Michael_Elliott
Pearl (2016) **** (out of 4) Extremely touching animated short about a father and his young daughter who travel around in their hatchback making memories. This six-minute short shows off various portions of their lives inside this car.PEARL was one of five films that were nominated for Best Animated Short and it's an extremely impressive one to say the least. The film is basically told through visuals and a song that gets played throughout all of it. I must say that the animation itself was quite great but that's to be expected from just about any animated piece these days. Where this film really took off was on the sheer pleasure of watching the dad and daughter grow older, go through various things and all of it set around this car. I found the film to be incredibly entertaining throughout its six-minute running time and it was also very touching and thoughtful.
MartinHafer
This short film played for me like a long television commercial for some car.
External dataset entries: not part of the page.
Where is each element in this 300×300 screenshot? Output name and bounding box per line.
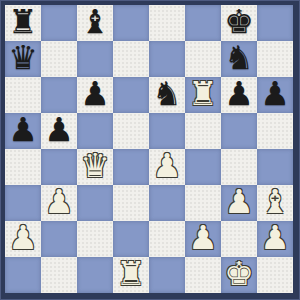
square-c3[interactable] xyxy=(77,185,113,221)
piece-white-pawn[interactable]: ♟ xyxy=(8,221,38,256)
piece-black-pawn[interactable]: ♟ xyxy=(80,77,110,112)
piece-black-bishop[interactable]: ♝ xyxy=(80,5,110,40)
square-g4[interactable] xyxy=(221,149,257,185)
square-d6[interactable] xyxy=(113,77,149,113)
square-a6[interactable] xyxy=(5,77,41,113)
piece-black-pawn[interactable]: ♟ xyxy=(224,77,254,112)
square-h3[interactable]: ♝ xyxy=(257,185,293,221)
square-f2[interactable]: ♟ xyxy=(185,221,221,257)
square-c7[interactable] xyxy=(77,41,113,77)
square-b4[interactable] xyxy=(41,149,77,185)
square-f3[interactable] xyxy=(185,185,221,221)
piece-white-pawn[interactable]: ♟ xyxy=(152,149,182,184)
square-f8[interactable] xyxy=(185,5,221,41)
square-h2[interactable]: ♟ xyxy=(257,221,293,257)
square-c2[interactable] xyxy=(77,221,113,257)
square-d2[interactable] xyxy=(113,221,149,257)
square-h1[interactable] xyxy=(257,257,293,293)
square-e8[interactable] xyxy=(149,5,185,41)
piece-white-pawn[interactable]: ♟ xyxy=(44,185,74,220)
square-e3[interactable] xyxy=(149,185,185,221)
square-d5[interactable] xyxy=(113,113,149,149)
square-f6[interactable]: ♜ xyxy=(185,77,221,113)
square-a7[interactable]: ♛ xyxy=(5,41,41,77)
piece-white-queen[interactable]: ♛ xyxy=(80,149,110,184)
piece-black-knight[interactable]: ♞ xyxy=(224,41,254,76)
piece-white-pawn[interactable]: ♟ xyxy=(260,221,290,256)
square-g5[interactable] xyxy=(221,113,257,149)
piece-white-pawn[interactable]: ♟ xyxy=(188,221,218,256)
piece-black-king[interactable]: ♚ xyxy=(224,5,254,40)
square-g8[interactable]: ♚ xyxy=(221,5,257,41)
square-a1[interactable] xyxy=(5,257,41,293)
square-a4[interactable] xyxy=(5,149,41,185)
square-f4[interactable] xyxy=(185,149,221,185)
square-g3[interactable]: ♟ xyxy=(221,185,257,221)
square-c5[interactable] xyxy=(77,113,113,149)
square-c4[interactable]: ♛ xyxy=(77,149,113,185)
square-e7[interactable] xyxy=(149,41,185,77)
square-f1[interactable] xyxy=(185,257,221,293)
square-f7[interactable] xyxy=(185,41,221,77)
square-d8[interactable] xyxy=(113,5,149,41)
square-e2[interactable] xyxy=(149,221,185,257)
square-c6[interactable]: ♟ xyxy=(77,77,113,113)
piece-black-rook[interactable]: ♜ xyxy=(8,5,38,40)
square-d3[interactable] xyxy=(113,185,149,221)
square-b8[interactable] xyxy=(41,5,77,41)
square-b3[interactable]: ♟ xyxy=(41,185,77,221)
piece-black-knight[interactable]: ♞ xyxy=(152,77,182,112)
square-a2[interactable]: ♟ xyxy=(5,221,41,257)
square-b5[interactable]: ♟ xyxy=(41,113,77,149)
square-a8[interactable]: ♜ xyxy=(5,5,41,41)
square-e5[interactable] xyxy=(149,113,185,149)
piece-black-queen[interactable]: ♛ xyxy=(8,41,38,76)
square-b7[interactable] xyxy=(41,41,77,77)
square-b6[interactable] xyxy=(41,77,77,113)
chess-board-frame: ♜♝♚♛♞♟♞♜♟♟♟♟♛♟♟♟♝♟♟♟♜♚ xyxy=(0,0,300,300)
square-g6[interactable]: ♟ xyxy=(221,77,257,113)
piece-white-bishop[interactable]: ♝ xyxy=(260,185,290,220)
square-g2[interactable] xyxy=(221,221,257,257)
square-a5[interactable]: ♟ xyxy=(5,113,41,149)
piece-white-king[interactable]: ♚ xyxy=(224,257,254,292)
square-g1[interactable]: ♚ xyxy=(221,257,257,293)
square-b1[interactable] xyxy=(41,257,77,293)
square-c1[interactable] xyxy=(77,257,113,293)
square-f5[interactable] xyxy=(185,113,221,149)
square-h6[interactable]: ♟ xyxy=(257,77,293,113)
square-h8[interactable] xyxy=(257,5,293,41)
square-e6[interactable]: ♞ xyxy=(149,77,185,113)
piece-white-pawn[interactable]: ♟ xyxy=(224,185,254,220)
piece-black-pawn[interactable]: ♟ xyxy=(8,113,38,148)
piece-white-rook[interactable]: ♜ xyxy=(116,257,146,292)
piece-black-pawn[interactable]: ♟ xyxy=(260,77,290,112)
square-e1[interactable] xyxy=(149,257,185,293)
square-c8[interactable]: ♝ xyxy=(77,5,113,41)
square-d1[interactable]: ♜ xyxy=(113,257,149,293)
piece-white-rook[interactable]: ♜ xyxy=(188,77,218,112)
piece-black-pawn[interactable]: ♟ xyxy=(44,113,74,148)
square-g7[interactable]: ♞ xyxy=(221,41,257,77)
square-h4[interactable] xyxy=(257,149,293,185)
square-a3[interactable] xyxy=(5,185,41,221)
square-d7[interactable] xyxy=(113,41,149,77)
square-d4[interactable] xyxy=(113,149,149,185)
chess-board: ♜♝♚♛♞♟♞♜♟♟♟♟♛♟♟♟♝♟♟♟♜♚ xyxy=(5,5,293,293)
square-e4[interactable]: ♟ xyxy=(149,149,185,185)
square-h7[interactable] xyxy=(257,41,293,77)
square-b2[interactable] xyxy=(41,221,77,257)
square-h5[interactable] xyxy=(257,113,293,149)
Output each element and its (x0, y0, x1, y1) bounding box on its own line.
The entire film was set within this one car and in it you see a man and his daughter age over two decades. It's extremely sentimental and clearly is the type thing that is meant to tug at your heart. But there is a certain familiarity about sort of theme and the animation quality was severely lacking. The filmmakers chose to use cel shading (a popular style a decade or more ago in many video games) but it's not even good cel shading. The overall effort looks like a nice student film and again I was left wondering how the short was nominated for such an important award. There's absolutely nothing to dislike about the film but nothing to inspire or transcendent about it either. Of all the nominees this year, most are a rather sad lot. I predict "Piper" will take home the Oscar and if it doesn't, I will try to update my review.
boblipton
I just saw PEARL in the Oscar-Nominated Animated Short show and I thought this story of a girl who goes through teen-aged rebellion against her loving dad was a pleasantly put together short cartoon set to a song. The insistence of setting every shot around a hatchback car may strike the viewer as a bit odd, as if the late Abbas Kiarostami had taken up cartooning. That, however, is why it will likely win the Academy Award.Although I saw it in flat-screen, and thought it good, the Academy voters won't see it that way. Instead, they will have seen it wearing headsets that make it an immersive 3-D experience from the front right seat of that hatchback and found it possibly the first such movie to use the techniques effectively. That may well win it the Oscar, and if so, it will deserve it....but it will remain a mystery to those who didn't see it that way.